Conclusion: Water as a Weapon and a Weakness
The ancient world’s dependence on local or engineered water sources created both great ingenuity and great fragility. Cities that mastered hydraulic management flourished, but in times of crisis—whether siege, epidemic, or sabotage—their water systems became points of vulnerability. The targeting or collapse of water infrastructure was not merely collateral damage; it was often central to the strategy of war or the spread of disease.
These episodes remind us that in antiquity, control of water was synonymous with control of life, and its loss could bring even the most powerful urban centers to their knees.
Appendix
Endnotes
- Dan Gill, “Hezekiah’s Tunnel Reexamined,” Biblical Archaeology Review 20, no. 4 (1994): 45–49.
- Flavius Josephus, The Jewish War, trans. G.A. Williamson (London: Penguin Classics, 1981), 5.12.4–5.
- Thucydides, The Peloponnesian War, trans. Richard Crawley (New York: Modern Library, 1982), 2.47–2.54.
- A.M. Wilson, The Infrastructure of the Roman City (Cambridge: Cambridge University Press, 2003), 129.
- Procopius, Wars of Justinian, trans. H.B. Dewing (Cambridge: Harvard University Press, 1914), 5.22.
- Appian, The Punic Wars, trans. Horace White (London: Macmillan, 1899), 128–135.
- Herodotus, Histories, trans. Aubrey de Sélincourt (London: Penguin Classics, 2003), 1.191.
Bibliography
- Appian. The Punic Wars. Translated by Horace White. London: Macmillan, 1899.

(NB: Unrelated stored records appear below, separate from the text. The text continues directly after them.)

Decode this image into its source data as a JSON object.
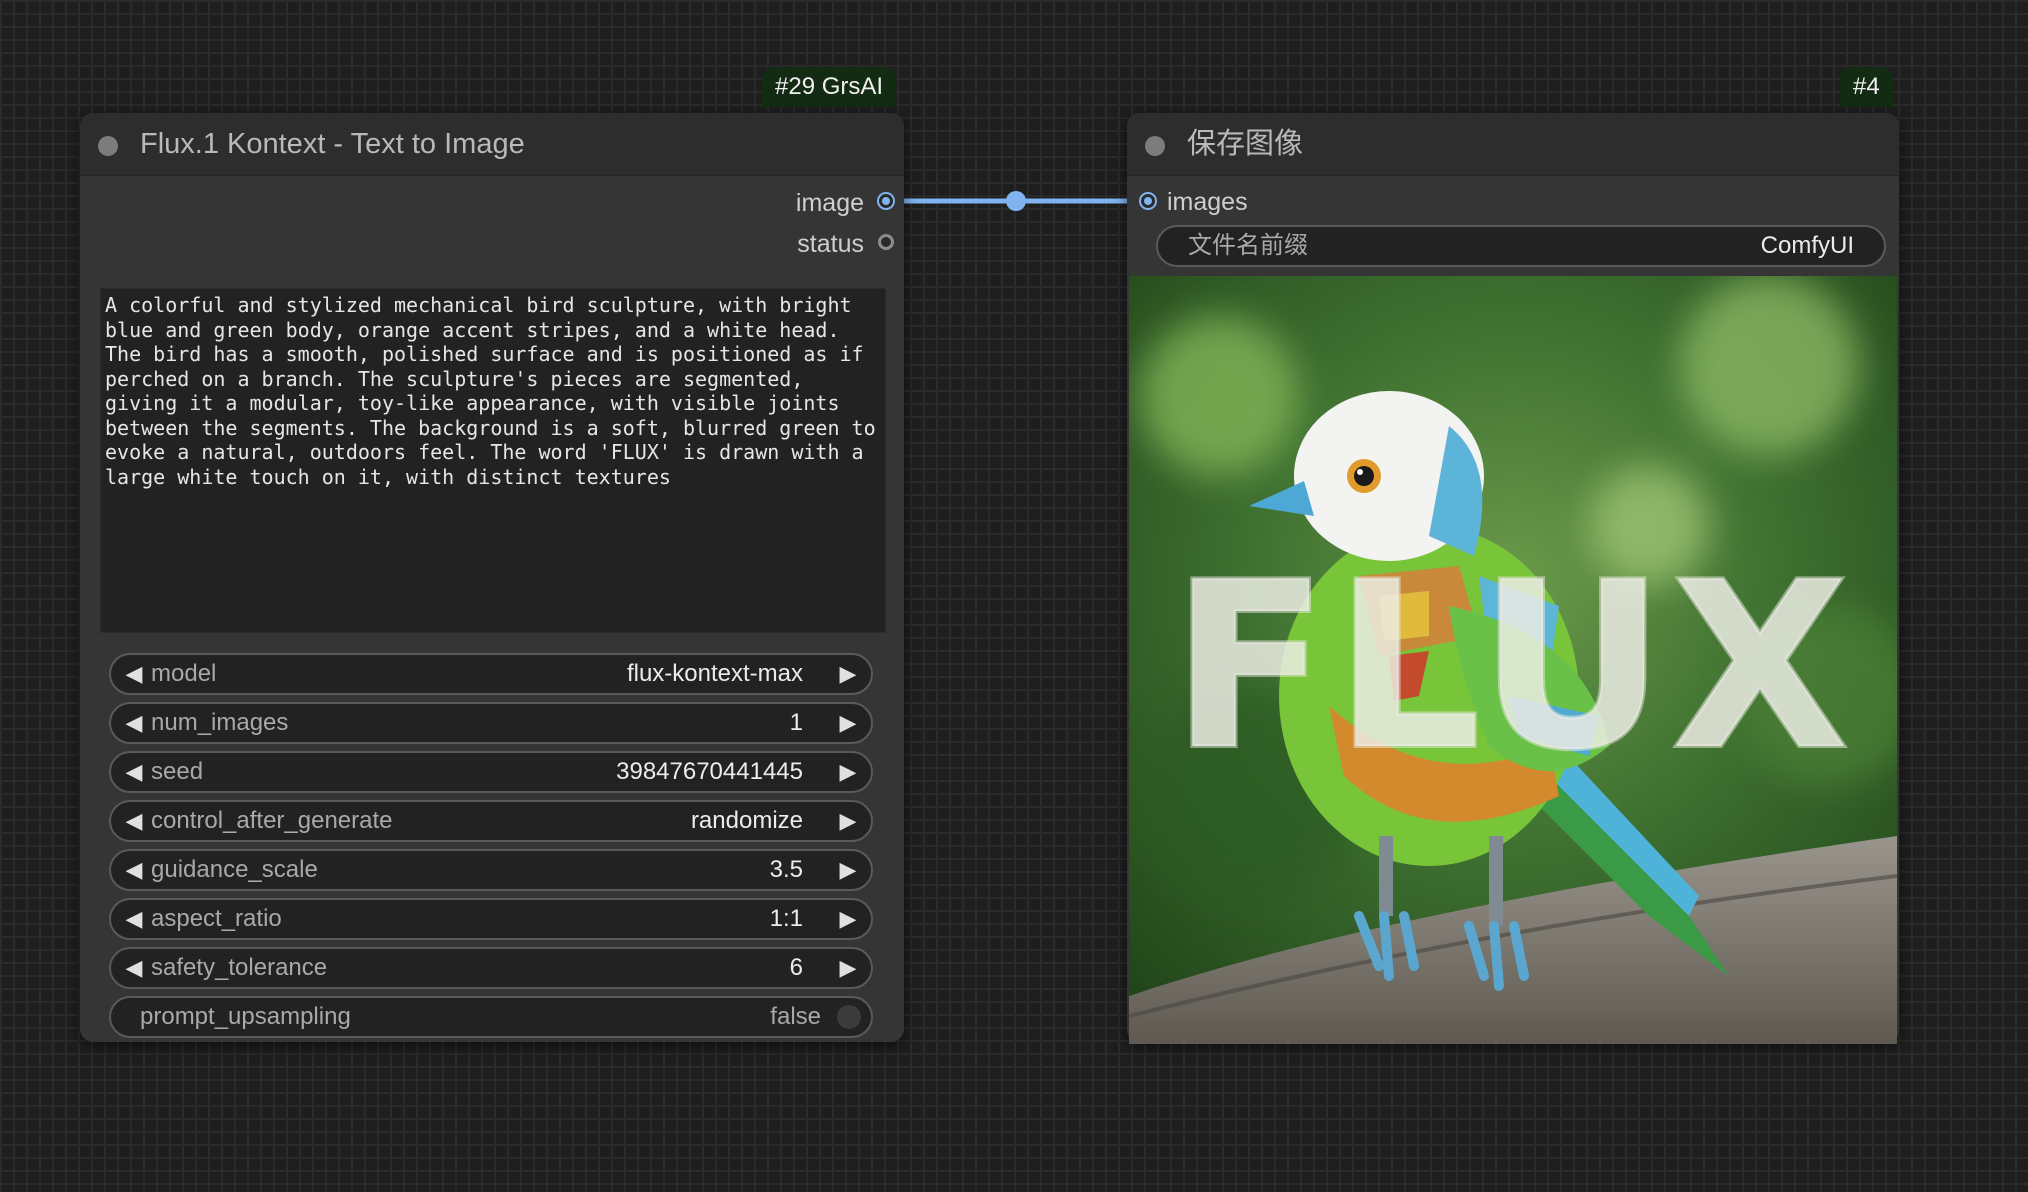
{
  "colors": {
    "canvas_bg": "#1e1e1e",
    "node_bg": "#353535",
    "badge_bg": "#132a13",
    "link": "#7fb4f0"
  },
  "nodes": {
    "text_to_image": {
      "badge": "#29 GrsAI",
      "title": "Flux.1 Kontext - Text to Image",
      "outputs": [
        {
          "label": "image"
        },
        {
          "label": "status"
        }
      ],
      "prompt": "A colorful and stylized mechanical bird sculpture, with bright blue and green body, orange accent stripes, and a white head. The bird has a smooth, polished surface and is positioned as if perched on a branch. The sculpture's pieces are segmented, giving it a modular, toy-like appearance, with visible joints between the segments. The background is a soft, blurred green to evoke a natural, outdoors feel. The word 'FLUX' is drawn with a large white touch on it, with distinct textures",
      "widgets": [
        {
          "label": "model",
          "value": "flux-kontext-max"
        },
        {
          "label": "num_images",
          "value": "1"
        },
        {
          "label": "seed",
          "value": "39847670441445"
        },
        {
          "label": "control_after_generate",
          "value": "randomize"
        },
        {
          "label": "guidance_scale",
          "value": "3.5"
        },
        {
          "label": "aspect_ratio",
          "value": "1:1"
        },
        {
          "label": "safety_tolerance",
          "value": "6"
        }
      ],
      "toggle": {
        "label": "prompt_upsampling",
        "value": "false"
      }
    },
    "save_image": {
      "badge": "#4",
      "title": "保存图像",
      "input": {
        "label": "images"
      },
      "filename": {
        "label": "文件名前缀",
        "value": "ComfyUI"
      },
      "preview": {
        "overlay_text": "FLUX",
        "icon": "mechanical-bird-image"
      }
    }
  }
}
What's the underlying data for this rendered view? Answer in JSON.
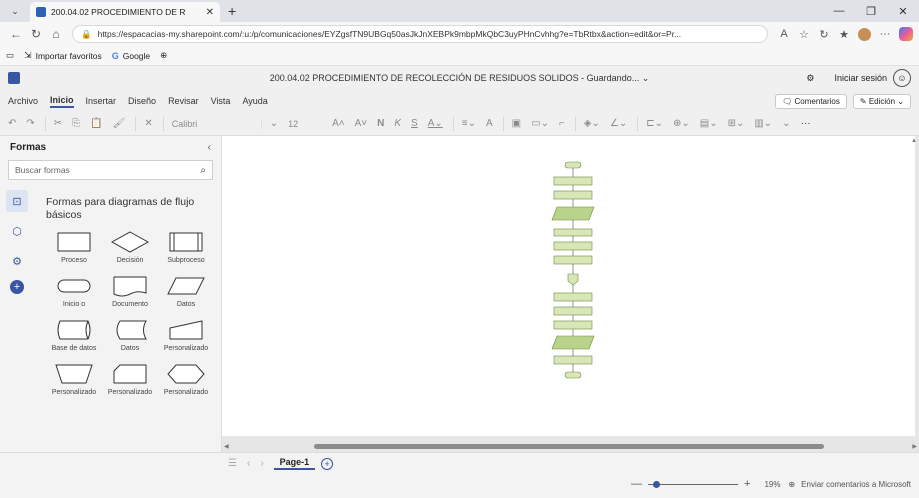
{
  "browser": {
    "tab_title": "200.04.02 PROCEDIMIENTO DE R",
    "url": "https://espacacias-my.sharepoint.com/:u:/p/comunicaciones/EYZgsfTN9UBGq50asJkJnXEBPk9mbpMkQbC3uyPHnCvhhg?e=TbRtbx&action=edit&or=Pr...",
    "favorites": [
      {
        "label": "Importar favoritos",
        "icon": "import-icon"
      },
      {
        "label": "Google",
        "icon": "google-icon"
      }
    ]
  },
  "app": {
    "doc_title": "200.04.02 PROCEDIMIENTO DE RECOLECCIÓN DE RESIDUOS SOLIDOS - Guardando... ⌄",
    "signin_label": "Iniciar sesión",
    "ribbon_tabs": [
      "Archivo",
      "Inicio",
      "Insertar",
      "Diseño",
      "Revisar",
      "Vista",
      "Ayuda"
    ],
    "active_tab": "Inicio",
    "comments_label": "Comentarios",
    "edit_label": "Edición ⌄",
    "font_name": "Calibri",
    "font_size": "12"
  },
  "sidebar": {
    "title": "Formas",
    "search_placeholder": "Buscar formas",
    "stencil_title": "Formas para diagramas de flujo básicos",
    "shapes": [
      "Proceso",
      "Decisión",
      "Subproceso",
      "Inicio o",
      "Documento",
      "Datos",
      "Base de datos",
      "Datos",
      "Personalizado",
      "Personalizado",
      "Personalizado",
      "Personalizado"
    ]
  },
  "page_tabs": {
    "current": "Page-1"
  },
  "status": {
    "zoom": "19%",
    "feedback": "Enviar comentarios a Microsoft"
  }
}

- Gill, Dan. “Hezekiah’s Tunnel Reexamined.” Biblical Archaeology Review 20, no. 4 (1994): 45–49.
- Herodotus. Histories. Translated by Aubrey de Sélincourt. London: Penguin Classics, 2003.
- Josephus, Flavius. The Jewish War. Translated by G.A. Williamson. London: Penguin Classics, 1981.
- Procopius. Wars of Justinian. Translated by H.B. Dewing. Cambridge: Harvard University Press, 1914.
- Thucydides. The Peloponnesian War. Translated by Richard Crawley. New York: Modern Library, 1982.
- Wilson, A.M. The Infrastructure of the Roman City. Cambridge: Cambridge University Press, 2003.